Morte como despertar
***Álamo Chaves, presidente do Conselho Regional de Biblioteconomia 6ª Região de Minas Gerais e Espírito Santo (CRB-6)
“No dia seguinte ninguém morreu”. A frase de abertura de “As intermitências da morte”, de José Saramago, deixa claro o tom do romance satírico do Nobel de Literatura. Em um país fictício que vive sob um regime monárquico constitucional, o desaparecimento inexplicável da morte implica em convulsões políticas, sociais, econômicas, religiosas e filosóficas, deixando Estado e Igreja sem saber o que fazer.
O Brasil de 2021, por sua vez, padece de uma situação bem semelhante à criada pelo escritor português, mas a catástrofe vivida pelos brasileiros é decorrente, justamente, da presença massiva da morte.
Se, em 2019, antes da pandemia do novo coronavírus ser registrada, o número de óbitos no país foi de 1.317.292, de acordo com o Instituto Brasileiro de Geografia e Estatística (IBGE); em 2020, foi mais de 1,4 milhão, conforme o levantamento da Associação Nacional dos Registradores de Pessoas Naturais (Arpen-Brasil). Infelizmente, esse número pode crescer ainda mais até o fim do ano.

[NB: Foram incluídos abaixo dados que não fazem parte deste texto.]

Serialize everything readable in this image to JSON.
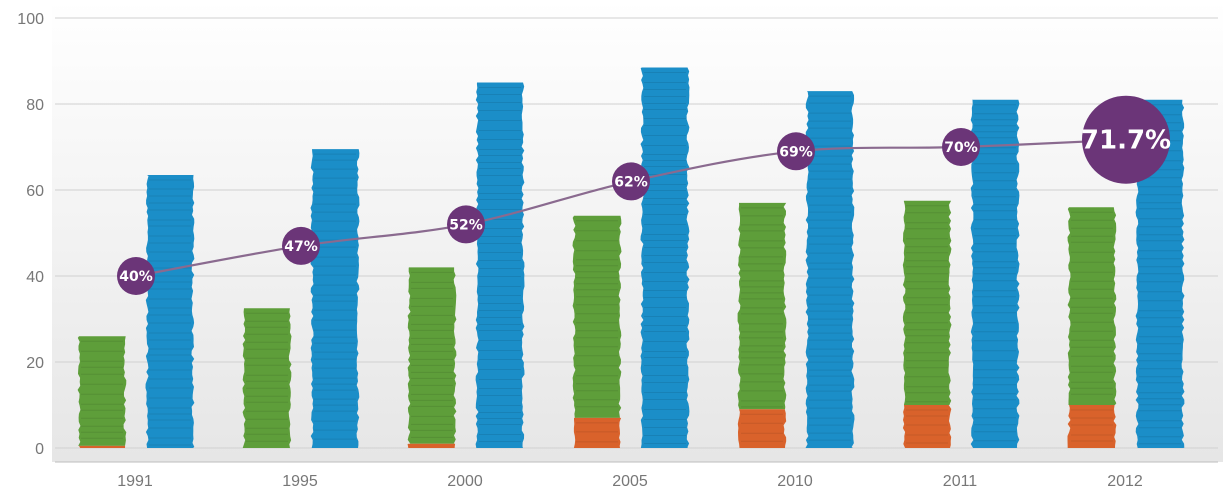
{
  "chart_data": {
    "type": "bar",
    "categories": [
      "1991",
      "1995",
      "2000",
      "2005",
      "2010",
      "2011",
      "2012"
    ],
    "ylim": [
      0,
      100
    ],
    "yticks": [
      0,
      20,
      40,
      60,
      80,
      100
    ],
    "grid": true,
    "series": [
      {
        "kind": "stacked-bottom",
        "color": "#d9622b",
        "values": [
          0.5,
          0,
          1,
          7,
          9,
          10,
          10
        ]
      },
      {
        "kind": "stacked-top",
        "color": "#5e9e3a",
        "values": [
          25.5,
          32.5,
          41,
          47,
          48,
          47.5,
          46
        ]
      },
      {
        "kind": "bar",
        "color": "#1b8ec8",
        "values": [
          63.5,
          69.5,
          85,
          88.5,
          83,
          81,
          81
        ]
      },
      {
        "kind": "line",
        "color": "#8a6a8f",
        "values": [
          40,
          47,
          52,
          62,
          69,
          70,
          71.7
        ],
        "labels": [
          "40%",
          "47%",
          "52%",
          "62%",
          "69%",
          "70%",
          "71.7%"
        ]
      }
    ],
    "bubble_color": "#6b3578"
  }
}
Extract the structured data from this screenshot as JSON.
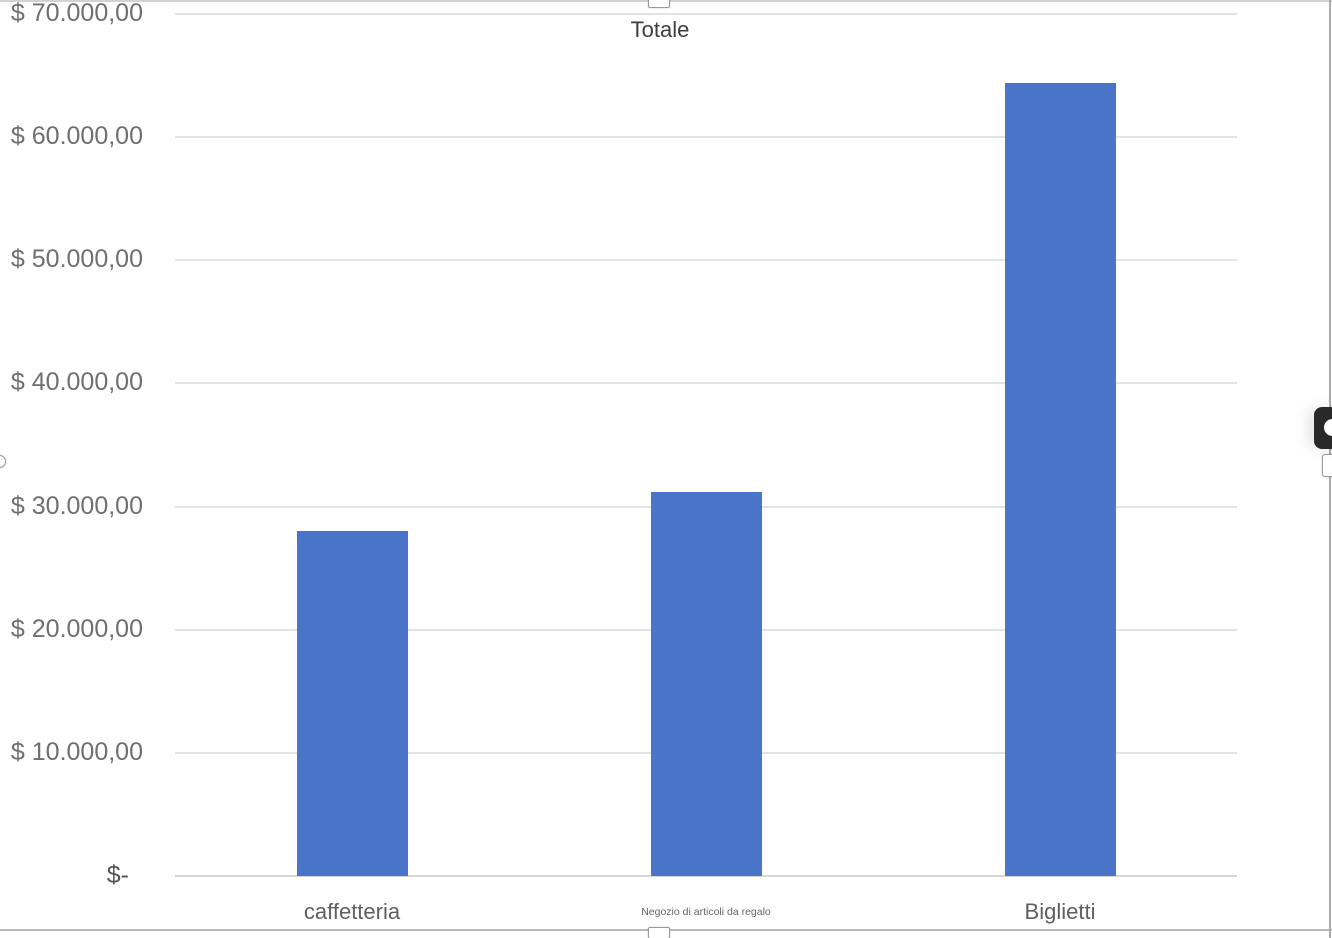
{
  "chart_data": {
    "type": "bar",
    "title": "Totale",
    "categories": [
      "caffetteria",
      "Negozio di articoli da regalo",
      "Biglietti"
    ],
    "values": [
      28000,
      31200,
      64400
    ],
    "xlabel": "",
    "ylabel": "",
    "ylim": [
      0,
      70000
    ],
    "ytick_step": 10000,
    "ytick_labels": [
      "$-",
      "$ 10.000,00",
      "$ 20.000,00",
      "$ 30.000,00",
      "$ 40.000,00",
      "$ 50.000,00",
      "$ 60.000,00",
      "$ 70.000,00"
    ],
    "grid": true,
    "legend_position": "none",
    "bar_color": "#4A74C8"
  },
  "colors": {
    "bar": "#4A74C8",
    "gridline": "#e3e3e3",
    "axis_line": "#d6d6d6",
    "title_text": "#3e3e3e",
    "tick_text": "#6f6f6f",
    "overlay_pill": "#292929"
  },
  "selection": {
    "handles": [
      "top",
      "bottom",
      "left",
      "right"
    ]
  },
  "overlay": {
    "icon": "circle"
  }
}
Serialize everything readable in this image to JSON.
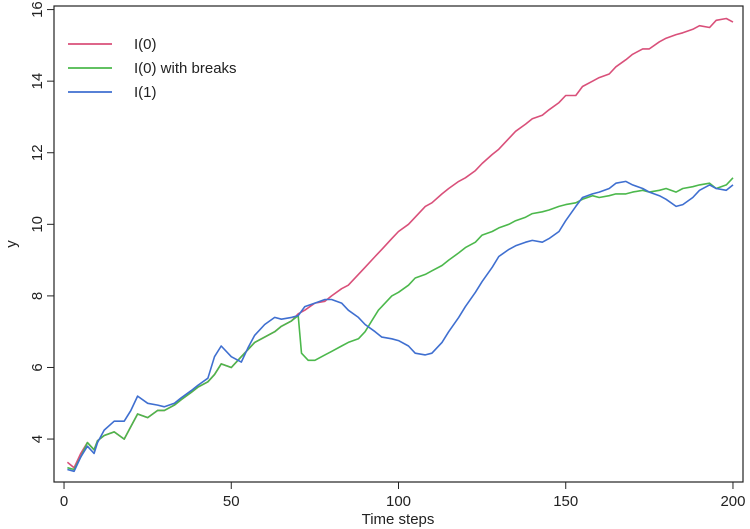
{
  "chart_data": {
    "type": "line",
    "title": "",
    "xlabel": "Time steps",
    "ylabel": "y",
    "xlim": [
      -3,
      203
    ],
    "ylim": [
      2.8,
      16.1
    ],
    "xticks": [
      0,
      50,
      100,
      150,
      200
    ],
    "yticks": [
      4,
      6,
      8,
      10,
      12,
      14,
      16
    ],
    "grid": false,
    "legend_position": "top-left",
    "series": [
      {
        "name": "I(0)",
        "color": "#d9507a",
        "points": [
          [
            1,
            3.35
          ],
          [
            3,
            3.2
          ],
          [
            5,
            3.6
          ],
          [
            7,
            3.9
          ],
          [
            9,
            3.7
          ],
          [
            10,
            3.95
          ],
          [
            12,
            4.1
          ],
          [
            15,
            4.2
          ],
          [
            18,
            4.0
          ],
          [
            20,
            4.35
          ],
          [
            22,
            4.7
          ],
          [
            25,
            4.6
          ],
          [
            28,
            4.8
          ],
          [
            30,
            4.8
          ],
          [
            33,
            4.95
          ],
          [
            35,
            5.1
          ],
          [
            38,
            5.3
          ],
          [
            40,
            5.45
          ],
          [
            43,
            5.6
          ],
          [
            45,
            5.8
          ],
          [
            47,
            6.1
          ],
          [
            50,
            6.0
          ],
          [
            53,
            6.3
          ],
          [
            55,
            6.5
          ],
          [
            57,
            6.7
          ],
          [
            60,
            6.85
          ],
          [
            63,
            7.0
          ],
          [
            65,
            7.15
          ],
          [
            68,
            7.3
          ],
          [
            70,
            7.5
          ],
          [
            72,
            7.6
          ],
          [
            75,
            7.8
          ],
          [
            78,
            7.85
          ],
          [
            80,
            8.0
          ],
          [
            83,
            8.2
          ],
          [
            85,
            8.3
          ],
          [
            88,
            8.6
          ],
          [
            90,
            8.8
          ],
          [
            93,
            9.1
          ],
          [
            95,
            9.3
          ],
          [
            98,
            9.6
          ],
          [
            100,
            9.8
          ],
          [
            103,
            10.0
          ],
          [
            105,
            10.2
          ],
          [
            108,
            10.5
          ],
          [
            110,
            10.6
          ],
          [
            113,
            10.85
          ],
          [
            115,
            11.0
          ],
          [
            118,
            11.2
          ],
          [
            120,
            11.3
          ],
          [
            123,
            11.5
          ],
          [
            125,
            11.7
          ],
          [
            128,
            11.95
          ],
          [
            130,
            12.1
          ],
          [
            133,
            12.4
          ],
          [
            135,
            12.6
          ],
          [
            138,
            12.8
          ],
          [
            140,
            12.95
          ],
          [
            143,
            13.05
          ],
          [
            145,
            13.2
          ],
          [
            148,
            13.4
          ],
          [
            150,
            13.6
          ],
          [
            153,
            13.6
          ],
          [
            155,
            13.85
          ],
          [
            158,
            14.0
          ],
          [
            160,
            14.1
          ],
          [
            163,
            14.2
          ],
          [
            165,
            14.4
          ],
          [
            168,
            14.6
          ],
          [
            170,
            14.75
          ],
          [
            173,
            14.9
          ],
          [
            175,
            14.9
          ],
          [
            178,
            15.1
          ],
          [
            180,
            15.2
          ],
          [
            183,
            15.3
          ],
          [
            185,
            15.35
          ],
          [
            188,
            15.45
          ],
          [
            190,
            15.55
          ],
          [
            193,
            15.5
          ],
          [
            195,
            15.7
          ],
          [
            198,
            15.75
          ],
          [
            200,
            15.65
          ]
        ]
      },
      {
        "name": "I(0) with breaks",
        "color": "#4cb84c",
        "points": [
          [
            1,
            3.2
          ],
          [
            3,
            3.15
          ],
          [
            5,
            3.5
          ],
          [
            7,
            3.9
          ],
          [
            9,
            3.7
          ],
          [
            10,
            3.95
          ],
          [
            12,
            4.1
          ],
          [
            15,
            4.2
          ],
          [
            18,
            4.0
          ],
          [
            20,
            4.35
          ],
          [
            22,
            4.7
          ],
          [
            25,
            4.6
          ],
          [
            28,
            4.8
          ],
          [
            30,
            4.8
          ],
          [
            33,
            4.95
          ],
          [
            35,
            5.1
          ],
          [
            38,
            5.3
          ],
          [
            40,
            5.45
          ],
          [
            43,
            5.6
          ],
          [
            45,
            5.8
          ],
          [
            47,
            6.1
          ],
          [
            50,
            6.0
          ],
          [
            53,
            6.3
          ],
          [
            55,
            6.5
          ],
          [
            57,
            6.7
          ],
          [
            60,
            6.85
          ],
          [
            63,
            7.0
          ],
          [
            65,
            7.15
          ],
          [
            68,
            7.3
          ],
          [
            70,
            7.45
          ],
          [
            71,
            6.4
          ],
          [
            73,
            6.2
          ],
          [
            75,
            6.2
          ],
          [
            78,
            6.35
          ],
          [
            80,
            6.45
          ],
          [
            83,
            6.6
          ],
          [
            85,
            6.7
          ],
          [
            88,
            6.8
          ],
          [
            90,
            7.0
          ],
          [
            92,
            7.3
          ],
          [
            94,
            7.6
          ],
          [
            96,
            7.8
          ],
          [
            98,
            8.0
          ],
          [
            100,
            8.1
          ],
          [
            103,
            8.3
          ],
          [
            105,
            8.5
          ],
          [
            108,
            8.6
          ],
          [
            110,
            8.7
          ],
          [
            113,
            8.85
          ],
          [
            115,
            9.0
          ],
          [
            118,
            9.2
          ],
          [
            120,
            9.35
          ],
          [
            123,
            9.5
          ],
          [
            125,
            9.7
          ],
          [
            128,
            9.8
          ],
          [
            130,
            9.9
          ],
          [
            133,
            10.0
          ],
          [
            135,
            10.1
          ],
          [
            138,
            10.2
          ],
          [
            140,
            10.3
          ],
          [
            143,
            10.35
          ],
          [
            145,
            10.4
          ],
          [
            148,
            10.5
          ],
          [
            150,
            10.55
          ],
          [
            153,
            10.6
          ],
          [
            155,
            10.7
          ],
          [
            158,
            10.8
          ],
          [
            160,
            10.75
          ],
          [
            163,
            10.8
          ],
          [
            165,
            10.85
          ],
          [
            168,
            10.85
          ],
          [
            170,
            10.9
          ],
          [
            173,
            10.95
          ],
          [
            175,
            10.9
          ],
          [
            178,
            10.95
          ],
          [
            180,
            11.0
          ],
          [
            183,
            10.9
          ],
          [
            185,
            11.0
          ],
          [
            188,
            11.05
          ],
          [
            190,
            11.1
          ],
          [
            193,
            11.15
          ],
          [
            195,
            11.0
          ],
          [
            198,
            11.1
          ],
          [
            200,
            11.3
          ]
        ]
      },
      {
        "name": "I(1)",
        "color": "#3f6fd0",
        "points": [
          [
            1,
            3.15
          ],
          [
            3,
            3.1
          ],
          [
            5,
            3.5
          ],
          [
            7,
            3.8
          ],
          [
            9,
            3.6
          ],
          [
            10,
            3.9
          ],
          [
            12,
            4.25
          ],
          [
            15,
            4.5
          ],
          [
            18,
            4.5
          ],
          [
            20,
            4.8
          ],
          [
            22,
            5.2
          ],
          [
            25,
            5.0
          ],
          [
            28,
            4.95
          ],
          [
            30,
            4.9
          ],
          [
            33,
            5.0
          ],
          [
            35,
            5.15
          ],
          [
            38,
            5.35
          ],
          [
            40,
            5.5
          ],
          [
            43,
            5.7
          ],
          [
            45,
            6.3
          ],
          [
            47,
            6.6
          ],
          [
            50,
            6.3
          ],
          [
            53,
            6.15
          ],
          [
            55,
            6.55
          ],
          [
            57,
            6.9
          ],
          [
            60,
            7.2
          ],
          [
            63,
            7.4
          ],
          [
            65,
            7.35
          ],
          [
            68,
            7.4
          ],
          [
            70,
            7.45
          ],
          [
            72,
            7.7
          ],
          [
            75,
            7.8
          ],
          [
            78,
            7.9
          ],
          [
            80,
            7.9
          ],
          [
            83,
            7.8
          ],
          [
            85,
            7.6
          ],
          [
            88,
            7.4
          ],
          [
            90,
            7.2
          ],
          [
            93,
            7.0
          ],
          [
            95,
            6.85
          ],
          [
            98,
            6.8
          ],
          [
            100,
            6.75
          ],
          [
            103,
            6.6
          ],
          [
            105,
            6.4
          ],
          [
            108,
            6.35
          ],
          [
            110,
            6.4
          ],
          [
            113,
            6.7
          ],
          [
            115,
            7.0
          ],
          [
            118,
            7.4
          ],
          [
            120,
            7.7
          ],
          [
            123,
            8.1
          ],
          [
            125,
            8.4
          ],
          [
            128,
            8.8
          ],
          [
            130,
            9.1
          ],
          [
            133,
            9.3
          ],
          [
            135,
            9.4
          ],
          [
            138,
            9.5
          ],
          [
            140,
            9.55
          ],
          [
            143,
            9.5
          ],
          [
            145,
            9.6
          ],
          [
            148,
            9.8
          ],
          [
            150,
            10.1
          ],
          [
            153,
            10.5
          ],
          [
            155,
            10.75
          ],
          [
            158,
            10.85
          ],
          [
            160,
            10.9
          ],
          [
            163,
            11.0
          ],
          [
            165,
            11.15
          ],
          [
            168,
            11.2
          ],
          [
            170,
            11.1
          ],
          [
            173,
            11.0
          ],
          [
            175,
            10.9
          ],
          [
            178,
            10.8
          ],
          [
            180,
            10.7
          ],
          [
            183,
            10.5
          ],
          [
            185,
            10.55
          ],
          [
            188,
            10.75
          ],
          [
            190,
            10.95
          ],
          [
            193,
            11.1
          ],
          [
            195,
            11.0
          ],
          [
            198,
            10.95
          ],
          [
            200,
            11.1
          ]
        ]
      }
    ]
  }
}
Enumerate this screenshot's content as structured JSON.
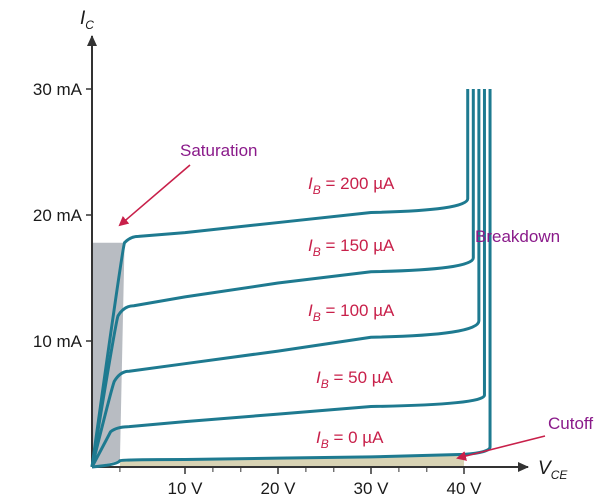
{
  "chart_data": {
    "type": "line",
    "title": "",
    "xlabel": {
      "main": "V",
      "sub": "CE"
    },
    "ylabel": {
      "main": "I",
      "sub": "C"
    },
    "x_unit": "V",
    "y_unit": "mA",
    "xlim": [
      0,
      45
    ],
    "ylim": [
      0,
      33
    ],
    "x_ticks": [
      {
        "value": 10,
        "label": "10 V"
      },
      {
        "value": 20,
        "label": "20 V"
      },
      {
        "value": 30,
        "label": "30 V"
      },
      {
        "value": 40,
        "label": "40 V"
      }
    ],
    "x_minor_ticks": [
      3,
      13,
      16,
      23,
      26,
      33,
      36
    ],
    "y_ticks": [
      {
        "value": 10,
        "label": "10 mA"
      },
      {
        "value": 20,
        "label": "20 mA"
      },
      {
        "value": 30,
        "label": "30 mA"
      }
    ],
    "grid": false,
    "series": [
      {
        "name": "I_B = 0 µA",
        "label_main": "I",
        "label_sub": "B",
        "label_rest": " = 0 µA",
        "x": [
          0,
          3,
          10,
          20,
          30,
          40,
          41.5,
          42.8,
          42.8
        ],
        "y": [
          0,
          0.5,
          0.6,
          0.7,
          0.8,
          1.0,
          1.6,
          4,
          30
        ]
      },
      {
        "name": "I_B = 50 µA",
        "label_main": "I",
        "label_sub": "B",
        "label_rest": " = 50 µA",
        "x": [
          0,
          2,
          4,
          10,
          20,
          30,
          40,
          42.2,
          42.2
        ],
        "y": [
          0,
          2.8,
          3.2,
          3.6,
          4.2,
          4.8,
          5.7,
          8,
          30
        ]
      },
      {
        "name": "I_B = 100 µA",
        "label_main": "I",
        "label_sub": "B",
        "label_rest": " = 100 µA",
        "x": [
          0,
          2.4,
          4,
          10,
          20,
          30,
          40,
          41.6,
          41.6
        ],
        "y": [
          0,
          6.8,
          7.6,
          8.2,
          9.2,
          10.3,
          11.6,
          14,
          30
        ]
      },
      {
        "name": "I_B = 150 µA",
        "label_main": "I",
        "label_sub": "B",
        "label_rest": " = 150 µA",
        "x": [
          0,
          2.8,
          4.5,
          10,
          20,
          30,
          40,
          41.0,
          41.0
        ],
        "y": [
          0,
          12,
          12.8,
          13.5,
          14.6,
          15.5,
          16.6,
          19,
          30
        ]
      },
      {
        "name": "I_B = 200 µA",
        "label_main": "I",
        "label_sub": "B",
        "label_rest": " = 200 µA",
        "x": [
          0,
          3.5,
          5,
          10,
          20,
          30,
          40,
          40.4,
          40.4
        ],
        "y": [
          0,
          17.8,
          18.3,
          18.6,
          19.4,
          20.2,
          21.3,
          23,
          30
        ]
      }
    ],
    "annotations": [
      {
        "id": "saturation",
        "text": "Saturation"
      },
      {
        "id": "breakdown",
        "text": "Breakdown"
      },
      {
        "id": "cutoff",
        "text": "Cutoff"
      }
    ],
    "colors": {
      "curve": "#1e7a90",
      "curve_label": "#c8204a",
      "region_label": "#8a1a8a",
      "saturation_fill": "#b8bcc2",
      "cutoff_fill": "#d8d3b4",
      "axis": "#222222"
    }
  }
}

A morte, decerto, é – e sempre foi – um mistério para a humanidade. Há tempos em busca de respostas, artistas, filósofos e escritores tentam abordar esse fenômeno tão antigo que, nas palavras do escritor Paulo Coelho, “talvez seja o segredo desta vida”.
No clássico “Guerra e Paz”, por exemplo, Leon Tolstói aborda o quanto é insensato colocar valores político-partidários e religiosos acima da própria vida humana. Contudo, em uníssona discordância, Machado de Assis e Goethe enxergaram o autoextermínio como solução, sendo um recurso legítimo para lidar com as dores de um coração partido – nas obras “A mão e a luva” e “Os sofrimentos do jovem Werther”, respectivamente.
Luigi Pirandello, por sua vez, não concordava com essa ideia romântica de autodestruição. A angústia do protagonista de “O falecido Matias Pascal” deixa implícito que a morte, enquanto fuga de uma vida caótica, não deve ser considerada, jamais, como solução.
Nelson Rodrigues denunciou, sem pudor algum, que o falecimento beatifica as pessoas – isso ficou bem claro na peça “Boca de ouro”, quando a ex-amante de um violento bicheiro absolve e vitimiza o ex-companheiro após saber que ele havia morrido.
Gabriel Garcia Márquez prefere seguir outra linha de raciocínio e apresenta em “Crônica de uma morte anunciada” uma crítica perfeita ao egoísmo e à inércia das pessoas, deixando claro que o fim – mesmo que trágico – é o destino de todos.
Entre os livros infantis, diversos autores abordaram a temática de maneira lúdica e natural, como Hellen Cristina Ramos Queiroz em “A abelhinha Poli’, Paloma Valdivia em “É assim”, Maria Teresa Maia Gonzalez em “O meu avô foi para o céu” e Isabel Minhós Martins em “Para onde vamos quando desaparecemos?”.
Por mais que seja doloroso lidar com a perda, é válido recorrer ao quinto livro de “Guerra e Paz”, quando o Príncipe André, ferido e já padecendo, sonhou que estava morrendo. No sonho, no momento exato em que morria, despertou e disse a si mesmo: “Sim, era a morte. Estava morto e despertei. Sim, a morte é um despertar”.
O texto é uma gentil contribuição do Presidente do Conselho Regional de Biblioteconomia 6º região, Álamo Chaves.